The compliance after the first year actually wasn’t much of a surprise. Proloffone had an “inert” component, that was specifically designed to be addictive, even though it had no other beneficial effect. If Garth missed a day or two of the pill, painful withdrawal symptoms kicked in. Intense headaches, cravings, flu-like lethargy, a low grade fever, nausea, and more set in. The designer knew that this was a drug designed to be used for life, and that the consequences of missing a dose or two could be severe, and so planned accordingly. Only a few pharmacies in the state were authorized to dispense it, so overuse was also not considered a serious concern.

Proloffone, muted moods without making the patient sleepy, suppressed testosterone levels to female levels (leaving Garth with the same nearly hairless baby face he’d had at seventeen), and suppressed all intense mammalian brain activity. Situation induced fear, anger, panic, and lust were all suppressed. When he was on Proloffone, horror films, porn and action movies lost all their primal appeal. He’d kept in touch with family, and was technically fertile, but the drug had stripped him of any desire to enter into romantic relationships of his own. Some of his co-workers assumed that he was gay, and he might have been had he been allowed to develop regularly, but as it was, he simply wasn’t interested.

Garth got his GED, and then went to night school and successfully earned an associate’s degree in retail management, impressive for a young man who had never been a strong student even before his condition had hit. He was promoted from sweep up duties, to produce stocking, and then to produce manager. Three years ago, he’d been given a spot on the company’s organic standards review committee.

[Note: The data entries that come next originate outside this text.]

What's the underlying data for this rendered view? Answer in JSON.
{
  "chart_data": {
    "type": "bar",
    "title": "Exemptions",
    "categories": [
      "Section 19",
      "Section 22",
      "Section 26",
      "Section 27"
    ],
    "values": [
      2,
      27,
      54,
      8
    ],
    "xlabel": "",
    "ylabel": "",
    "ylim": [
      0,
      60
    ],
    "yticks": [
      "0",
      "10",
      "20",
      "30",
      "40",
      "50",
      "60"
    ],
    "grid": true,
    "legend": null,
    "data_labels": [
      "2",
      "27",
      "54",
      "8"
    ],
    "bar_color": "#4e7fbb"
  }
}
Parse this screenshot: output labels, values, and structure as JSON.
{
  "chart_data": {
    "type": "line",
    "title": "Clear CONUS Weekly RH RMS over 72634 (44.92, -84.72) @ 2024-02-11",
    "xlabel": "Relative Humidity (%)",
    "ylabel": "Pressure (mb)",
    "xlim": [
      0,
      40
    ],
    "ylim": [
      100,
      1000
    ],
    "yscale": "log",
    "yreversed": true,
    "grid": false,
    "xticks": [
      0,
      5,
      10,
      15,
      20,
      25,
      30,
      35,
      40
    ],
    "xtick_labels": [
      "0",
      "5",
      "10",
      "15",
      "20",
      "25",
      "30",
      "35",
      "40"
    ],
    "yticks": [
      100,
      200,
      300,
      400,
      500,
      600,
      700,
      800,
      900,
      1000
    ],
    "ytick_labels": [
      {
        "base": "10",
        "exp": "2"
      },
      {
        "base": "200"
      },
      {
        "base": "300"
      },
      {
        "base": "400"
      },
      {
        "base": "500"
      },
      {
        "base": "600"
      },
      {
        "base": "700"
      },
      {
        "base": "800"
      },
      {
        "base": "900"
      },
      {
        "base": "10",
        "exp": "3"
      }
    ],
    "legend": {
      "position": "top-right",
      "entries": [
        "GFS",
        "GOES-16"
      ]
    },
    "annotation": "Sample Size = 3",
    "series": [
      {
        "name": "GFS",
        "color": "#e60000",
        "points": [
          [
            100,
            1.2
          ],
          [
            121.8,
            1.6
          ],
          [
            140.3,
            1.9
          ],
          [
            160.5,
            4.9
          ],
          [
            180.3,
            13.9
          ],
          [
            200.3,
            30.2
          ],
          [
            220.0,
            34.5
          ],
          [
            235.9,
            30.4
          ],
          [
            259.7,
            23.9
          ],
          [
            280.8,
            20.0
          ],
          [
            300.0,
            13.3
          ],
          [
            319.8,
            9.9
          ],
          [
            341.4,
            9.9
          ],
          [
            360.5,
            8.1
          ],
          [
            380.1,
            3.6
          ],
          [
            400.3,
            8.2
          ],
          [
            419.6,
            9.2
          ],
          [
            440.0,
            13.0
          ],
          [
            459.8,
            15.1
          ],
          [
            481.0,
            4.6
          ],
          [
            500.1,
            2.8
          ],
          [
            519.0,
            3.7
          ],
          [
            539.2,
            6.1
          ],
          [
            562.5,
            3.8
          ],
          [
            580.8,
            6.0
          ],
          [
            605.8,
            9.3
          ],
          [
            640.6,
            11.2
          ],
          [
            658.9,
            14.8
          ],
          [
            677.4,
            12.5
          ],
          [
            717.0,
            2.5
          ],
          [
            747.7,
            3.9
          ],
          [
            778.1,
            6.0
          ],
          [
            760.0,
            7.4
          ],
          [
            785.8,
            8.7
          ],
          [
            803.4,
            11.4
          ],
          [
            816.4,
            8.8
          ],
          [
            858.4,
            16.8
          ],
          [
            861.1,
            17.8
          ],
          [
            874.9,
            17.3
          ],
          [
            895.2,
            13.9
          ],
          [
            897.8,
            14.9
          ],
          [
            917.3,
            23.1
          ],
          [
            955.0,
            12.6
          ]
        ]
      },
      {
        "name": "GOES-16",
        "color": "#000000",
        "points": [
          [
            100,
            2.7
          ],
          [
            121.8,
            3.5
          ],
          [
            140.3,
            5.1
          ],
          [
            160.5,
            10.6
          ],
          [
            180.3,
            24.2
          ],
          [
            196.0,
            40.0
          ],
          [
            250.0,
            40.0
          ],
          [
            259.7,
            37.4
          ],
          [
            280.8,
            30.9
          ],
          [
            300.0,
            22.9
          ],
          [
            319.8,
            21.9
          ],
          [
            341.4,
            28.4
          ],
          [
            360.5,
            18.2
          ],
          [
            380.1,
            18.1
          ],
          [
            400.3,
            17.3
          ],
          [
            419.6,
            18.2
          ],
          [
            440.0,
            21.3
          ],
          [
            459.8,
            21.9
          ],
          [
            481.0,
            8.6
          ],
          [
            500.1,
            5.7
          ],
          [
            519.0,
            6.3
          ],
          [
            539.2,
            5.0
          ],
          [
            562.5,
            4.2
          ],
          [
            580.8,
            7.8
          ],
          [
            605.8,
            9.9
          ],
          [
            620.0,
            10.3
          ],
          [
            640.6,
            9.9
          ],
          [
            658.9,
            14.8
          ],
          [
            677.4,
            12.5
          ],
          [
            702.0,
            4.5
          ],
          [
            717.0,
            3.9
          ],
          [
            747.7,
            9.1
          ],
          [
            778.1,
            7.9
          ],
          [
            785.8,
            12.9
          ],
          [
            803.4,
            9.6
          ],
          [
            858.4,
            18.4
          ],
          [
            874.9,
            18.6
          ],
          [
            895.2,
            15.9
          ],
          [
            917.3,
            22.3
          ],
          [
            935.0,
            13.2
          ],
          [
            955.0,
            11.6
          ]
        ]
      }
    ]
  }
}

While in college he had gravitated towards environmental groups. He’d known better than to openly join a militant organization like Earth First or Greenpeace or PETA, given his supervised status, but had joined the organic foods co-operative and the Sierra Club. He liked taking hike, and he made connections with like minded people. One of the people he met in the organic foods cooperative, impressed by his devotion to animal and plant rights, apparently as atonement for the animals he’d mutilated and growing out of his service at the animal shelter, invited him to meet some ELF members. The Earth Liberation Front was one of the oldest and most secretive of the environmental terror groups. He had no desire to personally participate in the arsons and other actions the group was known for, but the cloak and dagger element and feeling of intense community in pursuit of an ideal that the group provided, filled a missing need in him. While the drug suppressed his personal desire to destroy, it didn’t affect higher level brain function and the seeds of destructiveness at that level were as much a part of his particular psychological flaw, as the more obvious violent outbursts. He started handling menial organizational tasks, and within two years, he had a cell of his own, one of the most violent in the entire network. His total lack of hands on involvement, and the care with which he hid his identity from his cell members, however, left him totally hidden from law enforcement, even when one of his cell members was caught in the act and interrogated.